Pratt & Whitney was first to announce, on May 8, 2026, that it had cleared the ARR for its XA103 design. GE Aerospace followed on May 11, 2026, with the same milestone for its XA102. Both engines are competing to power the Boeing F-47, the sixth-generation fighter at the heart of the Next Generation Air Dominance (NGAD) initiative awarded to Boeing in March 2025 as the eventual successor to the Lockheed Martin F-22 Raptor. 

Digital-first development  

(Credit: GE Aviation)

The ARR is designed to validate that each engine’s design, manufacturing processes, and supply chain are mature enough to begin building a full-scale demonstrator. Both companies said the milestone keeps their respective programs on schedule for the next contract phase. Pratt & Whitney said it expects to finish assembling an XA103 prototype in the late 2020s, with ground testing to follow shortly afterwards. GE Aerospace said it expects the Air Force to award the next phase later this year. 
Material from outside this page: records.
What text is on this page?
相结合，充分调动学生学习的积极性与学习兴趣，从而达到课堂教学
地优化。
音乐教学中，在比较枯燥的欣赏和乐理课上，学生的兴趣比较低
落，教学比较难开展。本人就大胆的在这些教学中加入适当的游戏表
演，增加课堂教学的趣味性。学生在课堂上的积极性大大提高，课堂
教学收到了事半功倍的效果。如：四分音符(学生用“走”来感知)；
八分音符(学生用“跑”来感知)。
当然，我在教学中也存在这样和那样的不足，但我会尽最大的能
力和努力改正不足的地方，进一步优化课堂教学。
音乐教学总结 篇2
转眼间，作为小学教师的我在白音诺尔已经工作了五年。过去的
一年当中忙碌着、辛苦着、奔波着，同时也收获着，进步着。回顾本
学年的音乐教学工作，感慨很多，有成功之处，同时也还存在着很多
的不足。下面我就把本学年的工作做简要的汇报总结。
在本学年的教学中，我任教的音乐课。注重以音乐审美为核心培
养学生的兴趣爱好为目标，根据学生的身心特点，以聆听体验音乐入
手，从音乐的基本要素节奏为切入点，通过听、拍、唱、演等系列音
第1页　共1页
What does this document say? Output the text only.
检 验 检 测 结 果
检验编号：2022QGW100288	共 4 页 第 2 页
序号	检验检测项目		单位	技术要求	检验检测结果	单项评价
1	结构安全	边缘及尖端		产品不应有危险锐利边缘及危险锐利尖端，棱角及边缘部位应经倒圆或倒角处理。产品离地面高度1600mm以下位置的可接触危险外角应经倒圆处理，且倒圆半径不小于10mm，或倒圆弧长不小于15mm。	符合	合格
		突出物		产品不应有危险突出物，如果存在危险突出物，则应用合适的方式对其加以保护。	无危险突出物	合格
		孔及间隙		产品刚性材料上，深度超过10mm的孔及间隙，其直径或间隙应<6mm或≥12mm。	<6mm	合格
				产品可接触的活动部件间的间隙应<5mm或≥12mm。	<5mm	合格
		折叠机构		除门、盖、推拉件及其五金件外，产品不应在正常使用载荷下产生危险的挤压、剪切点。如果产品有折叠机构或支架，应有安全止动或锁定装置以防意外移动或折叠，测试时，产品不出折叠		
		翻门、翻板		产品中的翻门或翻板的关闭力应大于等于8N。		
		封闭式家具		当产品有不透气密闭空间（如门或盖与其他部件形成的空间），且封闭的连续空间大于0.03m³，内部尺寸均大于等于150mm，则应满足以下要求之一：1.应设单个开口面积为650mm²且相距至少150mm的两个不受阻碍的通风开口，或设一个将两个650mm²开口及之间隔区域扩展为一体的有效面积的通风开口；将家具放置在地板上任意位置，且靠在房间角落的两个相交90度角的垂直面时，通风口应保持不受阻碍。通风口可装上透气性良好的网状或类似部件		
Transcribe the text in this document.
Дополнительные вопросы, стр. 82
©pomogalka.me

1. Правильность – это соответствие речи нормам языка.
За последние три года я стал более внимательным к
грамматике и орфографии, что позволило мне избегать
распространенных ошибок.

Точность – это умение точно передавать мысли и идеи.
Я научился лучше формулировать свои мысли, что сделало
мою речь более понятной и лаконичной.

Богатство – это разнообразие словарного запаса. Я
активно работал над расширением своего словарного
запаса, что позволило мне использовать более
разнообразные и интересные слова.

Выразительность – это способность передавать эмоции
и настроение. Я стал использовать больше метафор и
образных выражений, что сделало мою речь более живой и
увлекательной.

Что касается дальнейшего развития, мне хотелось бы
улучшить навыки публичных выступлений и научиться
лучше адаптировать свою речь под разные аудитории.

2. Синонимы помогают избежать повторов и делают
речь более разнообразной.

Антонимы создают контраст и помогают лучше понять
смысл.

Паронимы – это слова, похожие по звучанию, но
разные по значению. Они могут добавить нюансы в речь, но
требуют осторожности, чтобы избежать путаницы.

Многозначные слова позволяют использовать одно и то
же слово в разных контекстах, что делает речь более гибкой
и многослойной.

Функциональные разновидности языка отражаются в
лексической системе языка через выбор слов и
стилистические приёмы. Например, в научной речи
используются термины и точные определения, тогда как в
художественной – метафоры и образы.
The two manufacturers stated that each review made extensive use of fully digital engine models, with each company highlighting a model-based definition approach connecting design, manufacturing, and inspection within a single digital framework. 

The ARR milestone follows the Detailed Design Reviews completed by both contractors in early 2025, backed by a $3.5 billion contract award from the US Department of Defense to fund prototype development through both competitors. 

The US Air Force has requested $514 million for NGAP in its fiscal 2027 budget, roughly $187 million more than the previous year, explicitly to maintain competitive prototyping.